Canadian Company Charged With Selling $78 Million of Unapproved, Counterfeit Cancer Drugs

Well, this isn’t exactly great news for our home and native land.

United States government prosecutors are accusing an online Canadian pharmacy of selling $78 million worth of unapproved, mislabeled, and counterfeit drugs to doctors across the United States.

That is a pretty major deal.

Canada Drugs and its affiliates in the United Kingdom and Barbados are charged with smuggling, money laundering, and conspiracy.

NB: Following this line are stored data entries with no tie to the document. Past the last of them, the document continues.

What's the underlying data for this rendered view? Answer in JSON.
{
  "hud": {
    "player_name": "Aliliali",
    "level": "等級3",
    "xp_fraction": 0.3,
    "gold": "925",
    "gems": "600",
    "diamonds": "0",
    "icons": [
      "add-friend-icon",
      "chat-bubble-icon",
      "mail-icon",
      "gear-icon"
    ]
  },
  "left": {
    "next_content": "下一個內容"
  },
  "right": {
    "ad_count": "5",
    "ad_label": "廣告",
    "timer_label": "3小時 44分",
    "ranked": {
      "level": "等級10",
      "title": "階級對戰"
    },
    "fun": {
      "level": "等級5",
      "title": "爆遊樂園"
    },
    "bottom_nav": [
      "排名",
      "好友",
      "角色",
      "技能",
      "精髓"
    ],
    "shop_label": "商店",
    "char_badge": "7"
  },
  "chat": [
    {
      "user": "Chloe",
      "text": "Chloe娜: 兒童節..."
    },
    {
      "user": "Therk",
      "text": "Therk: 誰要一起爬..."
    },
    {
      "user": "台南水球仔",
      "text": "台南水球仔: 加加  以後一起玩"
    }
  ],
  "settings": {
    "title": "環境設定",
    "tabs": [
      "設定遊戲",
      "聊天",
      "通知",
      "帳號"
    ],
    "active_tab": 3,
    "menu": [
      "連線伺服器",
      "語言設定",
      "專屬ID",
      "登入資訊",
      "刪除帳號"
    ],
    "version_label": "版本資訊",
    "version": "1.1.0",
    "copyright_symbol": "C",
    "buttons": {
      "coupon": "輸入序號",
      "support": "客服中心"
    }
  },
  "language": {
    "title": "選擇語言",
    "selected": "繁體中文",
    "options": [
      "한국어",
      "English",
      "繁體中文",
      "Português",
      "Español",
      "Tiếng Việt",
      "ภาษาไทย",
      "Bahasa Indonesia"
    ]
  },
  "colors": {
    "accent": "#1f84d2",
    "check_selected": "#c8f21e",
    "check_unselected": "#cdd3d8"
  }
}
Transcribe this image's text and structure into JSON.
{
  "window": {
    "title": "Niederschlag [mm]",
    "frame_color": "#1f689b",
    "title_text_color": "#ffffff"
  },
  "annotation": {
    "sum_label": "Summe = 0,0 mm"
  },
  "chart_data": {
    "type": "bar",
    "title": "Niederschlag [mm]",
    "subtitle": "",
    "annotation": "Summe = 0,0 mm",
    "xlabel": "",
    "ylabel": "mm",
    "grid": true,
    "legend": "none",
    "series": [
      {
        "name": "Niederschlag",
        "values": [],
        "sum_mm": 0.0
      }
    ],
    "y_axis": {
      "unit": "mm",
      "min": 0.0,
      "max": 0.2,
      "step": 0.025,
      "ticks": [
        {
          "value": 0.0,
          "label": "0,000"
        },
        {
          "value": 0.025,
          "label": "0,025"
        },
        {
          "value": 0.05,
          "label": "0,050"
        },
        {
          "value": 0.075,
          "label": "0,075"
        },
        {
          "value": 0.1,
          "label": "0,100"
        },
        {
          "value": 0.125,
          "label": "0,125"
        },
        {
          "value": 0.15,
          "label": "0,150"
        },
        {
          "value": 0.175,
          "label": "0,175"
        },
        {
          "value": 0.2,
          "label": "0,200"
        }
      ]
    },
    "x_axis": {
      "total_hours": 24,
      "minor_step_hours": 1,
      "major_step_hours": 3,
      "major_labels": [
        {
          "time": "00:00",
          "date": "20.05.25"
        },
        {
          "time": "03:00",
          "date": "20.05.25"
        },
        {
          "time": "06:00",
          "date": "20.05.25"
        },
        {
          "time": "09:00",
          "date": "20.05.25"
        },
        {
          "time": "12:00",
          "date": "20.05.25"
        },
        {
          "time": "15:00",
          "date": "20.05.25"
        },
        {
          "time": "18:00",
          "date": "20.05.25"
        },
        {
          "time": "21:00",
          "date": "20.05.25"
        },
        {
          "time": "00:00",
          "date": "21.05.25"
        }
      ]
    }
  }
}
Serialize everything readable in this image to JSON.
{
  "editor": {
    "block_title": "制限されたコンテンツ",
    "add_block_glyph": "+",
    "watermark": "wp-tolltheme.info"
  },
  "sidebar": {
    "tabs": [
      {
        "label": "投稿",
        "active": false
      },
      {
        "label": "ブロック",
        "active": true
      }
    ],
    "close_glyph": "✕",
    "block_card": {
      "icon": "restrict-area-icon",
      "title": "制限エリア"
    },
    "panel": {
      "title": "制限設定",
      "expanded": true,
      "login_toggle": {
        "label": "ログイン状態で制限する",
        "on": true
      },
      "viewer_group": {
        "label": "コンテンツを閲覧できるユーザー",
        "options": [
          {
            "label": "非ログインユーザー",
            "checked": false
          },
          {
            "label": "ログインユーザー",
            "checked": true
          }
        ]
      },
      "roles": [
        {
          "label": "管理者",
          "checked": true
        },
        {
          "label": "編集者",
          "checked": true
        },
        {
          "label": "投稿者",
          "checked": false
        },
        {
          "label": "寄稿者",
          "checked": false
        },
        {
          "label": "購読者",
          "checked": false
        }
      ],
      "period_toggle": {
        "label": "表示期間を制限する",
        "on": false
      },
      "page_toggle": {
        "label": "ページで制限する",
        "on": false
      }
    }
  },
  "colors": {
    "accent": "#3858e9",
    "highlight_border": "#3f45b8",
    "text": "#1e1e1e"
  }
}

On its website, the Winnipeg-based company describes itself as offering low prices on medicine from Canada, the U.K., Australia, and New Zealand.

According to prosecutors, Canada Drugs began selling drugs that were mislabeled or unapproved by the Food and Drug Administration to US physicians in 2009. They also began playing with people’s lives at that point – most of the drugs are used to treat cancer and the effects of chemotherapy.

Prosecutors allege that sales went on until 2012. That’s when the FDA began investigating the company’s role in distributing counterfeit versions of the cancer drug Avastin. By June of 2014, Health Canada had suspended the company’s establishment license over “significant concerns” about its manufacturing practices.

As for Canada Drugs, so far, they’ve remained silent on the matter.